InnoLight Technology, commanding a 50% global market share in high-end 800G and 1.6T optical modules, recorded a staggering 192% year-over-year increase in Q1 revenue to 19.496 billion yuan, while its net profit skyrocketed 262% to 5.735 billion yuan. The firm's institutional order book is fully committed through 2028. The aggregate market cap of the broader Co-Packaged Optics (CPO) sector has breached 3.3 trillion yuan, a tenfold increase from the sector's baseline capitalization at the launch of ChatGPT. Market intelligence from TrendForce projects the global AI optical module sector will grow 57% year-over-year, scaling from $16.5 billion to $26 billion.
Macro Valuation Realities vs. AI-RAN Futures
Despite the capital market euphoria, Nokia’s financial statements require realistic appraisal. The high-growth optical networking division generated €821 million in Q1, representing just 18% of the group's total revenue mix. The vast majority of Nokia's baseline income remains tethered to legacy mobile infrastructure and traditional telecom carrier networks—a global Radio Access Network (RAN) market projected to grow at a stagnant compound annual growth rate (CAGR) of just 1% over the next five years.
Consequently, Nokia's elevated 54 P/E ratio represents a massive speculative bet on the commercialization of AI-RAN technology. In tandem with Nvidia, Nokia is attempting to inject AI computing platforms directly into global communication networks, effectively transforming millions of cell towers into localized, distributed AI computing nodes.

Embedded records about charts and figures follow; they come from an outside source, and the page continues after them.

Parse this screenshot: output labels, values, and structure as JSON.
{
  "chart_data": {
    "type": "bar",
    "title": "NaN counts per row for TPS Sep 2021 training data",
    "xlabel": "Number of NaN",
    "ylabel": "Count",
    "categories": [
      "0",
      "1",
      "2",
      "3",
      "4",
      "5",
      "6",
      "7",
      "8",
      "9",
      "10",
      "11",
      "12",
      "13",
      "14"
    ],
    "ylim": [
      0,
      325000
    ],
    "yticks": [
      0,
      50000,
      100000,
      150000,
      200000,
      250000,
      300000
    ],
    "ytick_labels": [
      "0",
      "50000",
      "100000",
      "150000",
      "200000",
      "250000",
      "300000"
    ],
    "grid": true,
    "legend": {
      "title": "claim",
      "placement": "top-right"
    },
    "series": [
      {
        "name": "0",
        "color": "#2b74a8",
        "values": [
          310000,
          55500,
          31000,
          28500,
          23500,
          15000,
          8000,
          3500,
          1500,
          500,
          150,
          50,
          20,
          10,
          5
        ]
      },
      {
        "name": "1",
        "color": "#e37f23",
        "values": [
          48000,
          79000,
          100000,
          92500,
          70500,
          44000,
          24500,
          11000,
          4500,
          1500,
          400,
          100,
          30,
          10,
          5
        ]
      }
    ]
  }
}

Ultimately, Nokia's parity with Xiaomi illustrates two divergent corporate trajectories. While Xiaomi continues to wage a high-capital war in the consumer-facing market (To-C) via smartphones and electric vehicles, Nokia has successfully withdrawn from the brand-centric spotlight to anchor the invisible foundation of the global AI economy. In the current capital cycle, investment liquidity is flowing away from edge terminals and directly into hardware infrastructure, chips, and optical interconnects.